5.3 Diversity and Inclusion

The Office of Diversity and Inclusion’s primary role is to carry out the University at Albany’s mission to ensure that diversity — in our people and in our ideas — drives excellence in everything we do.

5.4 Campus resources to support basic needs

It is difficult to succeed academically if you don’t have enough to eat, a safe place to live and sleep, or are struggling with an unforeseen emergency. Knowing the resources available on your campus to help you succeed is key! If you need help meeting these or other basic needs, please seek assistance from Supplemental Support Services in the Dean of Students Office. View the basic needs assistance offerings at here. While you’re there, see the variety of helpful services available to you at the Dean of Students.

5.5 Counseling & Psychological Services

Counseling & Psychological Services (CAPS) provides compassionate, confidential and inclusive mental health care to registered UAlbany students. All services are covered by your tuition and fees.

6 Statement on copyright of course materials

My lectures and course materials, including presentations slides, written notes, recorded lectures, homework assignments and similar materials, are protected by U.S. copyright law and by university policy. I am the exclusive owner of the copyright in those materials I create.
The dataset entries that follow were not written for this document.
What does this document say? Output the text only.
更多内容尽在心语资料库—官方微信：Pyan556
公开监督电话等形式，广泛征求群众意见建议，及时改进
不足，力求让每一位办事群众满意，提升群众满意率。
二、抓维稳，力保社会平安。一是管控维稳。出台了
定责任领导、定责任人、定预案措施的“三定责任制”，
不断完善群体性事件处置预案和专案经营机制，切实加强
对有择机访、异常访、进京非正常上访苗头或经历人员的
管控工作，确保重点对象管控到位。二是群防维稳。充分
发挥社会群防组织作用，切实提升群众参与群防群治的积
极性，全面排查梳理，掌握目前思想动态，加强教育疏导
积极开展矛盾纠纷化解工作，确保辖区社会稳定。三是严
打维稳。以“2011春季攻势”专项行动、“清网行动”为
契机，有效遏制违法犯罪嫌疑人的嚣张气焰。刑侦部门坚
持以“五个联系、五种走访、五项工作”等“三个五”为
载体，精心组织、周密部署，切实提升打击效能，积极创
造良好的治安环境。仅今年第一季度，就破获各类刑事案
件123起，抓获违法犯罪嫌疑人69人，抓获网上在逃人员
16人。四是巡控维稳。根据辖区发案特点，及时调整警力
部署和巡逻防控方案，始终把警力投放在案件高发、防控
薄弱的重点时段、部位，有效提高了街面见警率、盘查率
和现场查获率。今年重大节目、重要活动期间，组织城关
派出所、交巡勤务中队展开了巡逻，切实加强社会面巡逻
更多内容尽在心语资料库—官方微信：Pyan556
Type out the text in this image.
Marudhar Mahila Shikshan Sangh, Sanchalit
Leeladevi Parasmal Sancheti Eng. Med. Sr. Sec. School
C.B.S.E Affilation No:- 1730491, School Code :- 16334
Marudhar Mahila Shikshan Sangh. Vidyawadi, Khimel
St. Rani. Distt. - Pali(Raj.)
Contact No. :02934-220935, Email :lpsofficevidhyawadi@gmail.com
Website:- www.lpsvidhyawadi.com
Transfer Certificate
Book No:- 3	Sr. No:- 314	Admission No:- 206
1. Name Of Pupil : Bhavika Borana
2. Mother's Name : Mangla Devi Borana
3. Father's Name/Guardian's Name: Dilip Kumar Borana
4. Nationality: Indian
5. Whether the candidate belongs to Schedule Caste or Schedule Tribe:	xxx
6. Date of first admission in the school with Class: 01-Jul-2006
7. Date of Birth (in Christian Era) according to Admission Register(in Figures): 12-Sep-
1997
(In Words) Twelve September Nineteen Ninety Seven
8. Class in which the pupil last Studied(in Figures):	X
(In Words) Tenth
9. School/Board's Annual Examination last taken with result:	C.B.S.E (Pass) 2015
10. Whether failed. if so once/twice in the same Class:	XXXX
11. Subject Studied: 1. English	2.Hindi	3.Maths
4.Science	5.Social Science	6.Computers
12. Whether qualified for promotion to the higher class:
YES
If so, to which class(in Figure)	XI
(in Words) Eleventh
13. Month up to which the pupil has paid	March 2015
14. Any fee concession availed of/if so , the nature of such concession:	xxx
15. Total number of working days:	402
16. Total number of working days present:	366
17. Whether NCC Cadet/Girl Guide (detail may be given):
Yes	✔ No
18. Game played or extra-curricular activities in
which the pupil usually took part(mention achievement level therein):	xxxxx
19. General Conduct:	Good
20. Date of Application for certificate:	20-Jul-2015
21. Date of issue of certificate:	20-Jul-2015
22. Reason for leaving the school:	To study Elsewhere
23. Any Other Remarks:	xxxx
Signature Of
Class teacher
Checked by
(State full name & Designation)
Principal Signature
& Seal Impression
You may take notes and make copies of course materials for your own use. You may also share those materials with another student who is enrolled in or auditing this course. You may not reproduce, distribute or display (post/upload) lecture notes or recordings or course materials in any other way — whether or not a fee is charged — without my express prior WRITTEN consent. You also may not allow others to do so.

If you do so, you may be subject to student conduct proceedings under the UAlbany Student Code of Conduct.